Having two older sons, I know the joy that comes with having a baby. I also know the pain, sadness, and disappointment that comes with finding out your new baby has a disability. January 29, 2010, is a day I will never forget. The excitement and thrill, the oohs and ahhs, and the “oh, he looks just like his brothers, Peyton and Conner.” I remember how quickly that excitement went away after being told that our precious baby boy had Down syndrome. In that very moment, I felt that someone had ripped my heart out. I thought there was no way this could happen to me, to us. Kelly and I were normal people, we were a normal, Godly family, went to church, and I taught in a Christian school… this was a mistake. I had not planned this.
The lessons and pure love your child teaches and shows you will far outweigh the worry, anger, and fear you may be feeling now.
Although, most things those first few months were a blur. I do remember crying myself to sleep at night for months. I remember someone telling me about a school for special needs babies/children (The Little Light House) and I needed to get his name on the list immediately. I remember everybody telling me that God gives special kids to special people. I thought if I heard that one more time, I would scream.

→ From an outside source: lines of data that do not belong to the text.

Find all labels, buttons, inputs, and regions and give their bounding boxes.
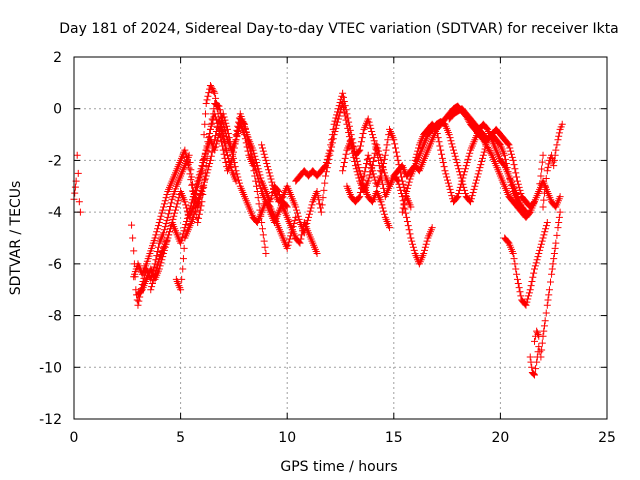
axis-ticks: 0 5 10 15 20 25 -12 -10 -8 -6 -4 -2 0 2 (39, 50, 616, 446)
x-axis-label: GPS time / hours (280, 459, 397, 475)
marker-path (535, 151, 547, 195)
series-t14 (501, 218, 551, 309)
series-t13 (445, 105, 539, 211)
y-tick-label: -10 (39, 360, 62, 376)
y-tick-label: 0 (53, 102, 62, 118)
y-tick-label: -2 (48, 153, 62, 169)
y-tick-label: -12 (39, 412, 62, 428)
x-tick-label: 25 (598, 430, 616, 446)
x-tick-label: 0 (70, 430, 79, 446)
x-tick-label: 20 (491, 430, 509, 446)
chart-title: Day 181 of 2024, Sidereal Day-to-day VTE… (59, 21, 619, 37)
x-tick-label: 10 (278, 430, 296, 446)
series-t17 (539, 120, 566, 211)
series-t12 (411, 120, 526, 211)
series-t05 (172, 115, 232, 294)
y-axis-label: SDTVAR / TECUs (8, 181, 24, 296)
series-t15 (526, 208, 564, 379)
marker-path (539, 120, 566, 211)
y-tick-label: -8 (48, 309, 62, 325)
marker-path (339, 136, 394, 232)
marker-path (70, 151, 84, 216)
data-markers (70, 81, 566, 379)
series-t06 (232, 110, 321, 258)
marker-path (411, 120, 526, 211)
y-tick-label: -6 (48, 257, 62, 273)
marker-path (445, 105, 539, 211)
marker-path (501, 218, 551, 309)
marker-path (531, 327, 543, 345)
series-t10 (339, 136, 394, 232)
x-tick-label: 15 (385, 430, 403, 446)
marker-path (526, 208, 564, 379)
y-tick-label: -4 (48, 205, 62, 221)
plot-frame (73, 56, 608, 420)
y-tick-label: 2 (53, 50, 62, 66)
series-t00 (70, 151, 84, 216)
marker-path (343, 125, 415, 211)
marker-path (232, 110, 321, 258)
series-t18 (535, 151, 547, 195)
series-t09 (343, 125, 415, 211)
x-tick-label: 5 (176, 430, 185, 446)
series-t16 (531, 327, 543, 345)
marker-path (172, 115, 232, 294)
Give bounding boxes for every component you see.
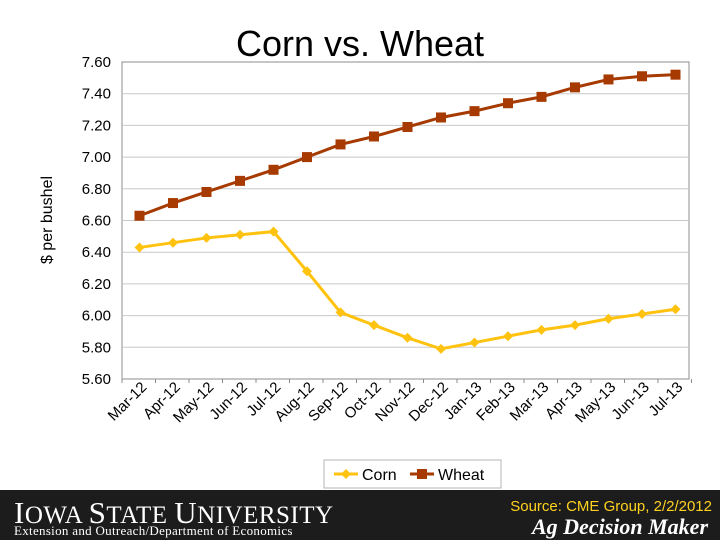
department-label: Extension and Outreach/Department of Eco…: [14, 523, 293, 538]
y-tick-label: 5.60: [82, 371, 111, 388]
y-axis-ticks: 5.60 5.80 6.00 6.20 6.40 6.60 6.80 7.00 7.20 7.40…: [82, 54, 111, 388]
y-tick-label: 6.80: [82, 181, 111, 198]
x-tick-label: Jul-13: [645, 379, 686, 420]
data-point-wheat: [335, 139, 346, 150]
source-note: Source: CME Group, 2/2/2012: [510, 498, 712, 515]
data-point-corn: [637, 309, 647, 320]
legend-label-corn: Corn: [362, 467, 397, 484]
y-tick-label: 6.20: [82, 276, 111, 293]
data-point-corn: [469, 337, 480, 348]
data-point-wheat: [637, 71, 647, 82]
data-point-wheat: [536, 91, 547, 102]
y-tick-label: 6.40: [82, 244, 111, 261]
data-point-wheat: [134, 210, 145, 221]
data-point-corn: [201, 232, 212, 243]
legend-marker-wheat: [417, 469, 427, 479]
price-chart: Corn vs. Wheat 5.60 5.80 6.00 6.20 6.40 6.60 6…: [39, 23, 692, 489]
university-logo: IOWA STATE UNIVERSITY: [14, 495, 334, 530]
y-tick-label: 7.20: [82, 117, 111, 134]
y-tick-label: 6.60: [82, 213, 111, 230]
data-point-wheat: [268, 164, 279, 175]
y-tick-label: 6.00: [82, 308, 111, 325]
data-point-wheat: [235, 175, 245, 186]
data-point-corn: [603, 313, 614, 324]
data-point-wheat: [570, 82, 580, 93]
ag-decision-maker-brand: Ag Decision Maker: [532, 514, 708, 539]
y-tick-label: 7.40: [82, 86, 111, 103]
x-tick-label: Mar-12: [105, 379, 151, 425]
x-tick-label: Jun-12: [206, 379, 250, 423]
data-point-corn: [134, 242, 145, 253]
chart-title: Corn vs. Wheat: [236, 23, 484, 64]
data-point-wheat: [469, 106, 480, 117]
footer-banner: IOWA STATE UNIVERSITY Extension and Outr…: [0, 490, 720, 540]
data-point-corn: [235, 229, 245, 240]
data-point-wheat: [402, 121, 413, 132]
data-point-wheat: [201, 186, 212, 197]
legend-marker-corn: [341, 469, 351, 479]
series-lines: [134, 69, 681, 354]
y-tick-label: 7.00: [82, 149, 111, 166]
data-point-corn: [168, 237, 178, 248]
data-point-wheat: [168, 198, 178, 209]
data-point-corn: [436, 343, 446, 354]
x-axis-ticks: Mar-12Apr-12May-12Jun-12Jul-12Aug-12Sep-…: [105, 379, 692, 426]
x-tick-label: Jun-13: [608, 379, 652, 423]
gridlines: [122, 93, 689, 348]
data-point-corn: [335, 307, 346, 318]
legend-label-wheat: Wheat: [438, 467, 485, 484]
data-point-wheat: [302, 152, 312, 163]
data-point-corn: [369, 320, 379, 331]
data-point-wheat: [369, 131, 379, 142]
data-point-corn: [570, 320, 580, 331]
data-point-wheat: [503, 98, 513, 109]
legend: Corn Wheat: [323, 459, 502, 489]
data-point-wheat: [436, 112, 446, 123]
data-point-corn: [268, 226, 279, 237]
data-point-corn: [302, 266, 312, 277]
data-point-wheat: [603, 74, 614, 85]
data-point-wheat: [670, 69, 681, 80]
y-tick-label: 7.60: [82, 54, 111, 71]
data-point-corn: [536, 324, 547, 335]
data-point-corn: [670, 304, 681, 315]
y-axis-label: $ per bushel: [39, 176, 56, 264]
data-point-corn: [402, 332, 413, 343]
data-point-corn: [503, 331, 513, 342]
y-tick-label: 5.80: [82, 339, 111, 356]
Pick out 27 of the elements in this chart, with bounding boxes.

I did not want my child to be special and I did not want to be special. I worried about how people would treat Hayden, how our friends would treat us, and how my family would treat him. I wondered if my family would love him as much as his older brothers… I know these feelings may seem strange but if you are reading this, chances are you are a new parent of a precious baby who happens to have Down syndrome and you may be feeling this way too. Little did I know on January 29, 2010, just how special Hayden truly was and the undeniable impact and joy he would bring to our family’s lives and all those that are fortunate to meet him.
Not long after Hayden was born, a friend text me a verse one morning… Jeremiah 29:11 – “For I know the plans I have for you,” declares the Lord, “plans to prosper you and not to harm you, plans to give you a hope and a future.” Little did I know how much I would lean on that verse the next few years. In the days ahead for you it may not be obvious, but I assure you the lessons and pure love your child teaches and shows you will far outweigh the worry, anger, and fear you may be feeling now. And though it won’t always be easy and certain, I can predict the blessings you receive will be much more than you could have ever expected.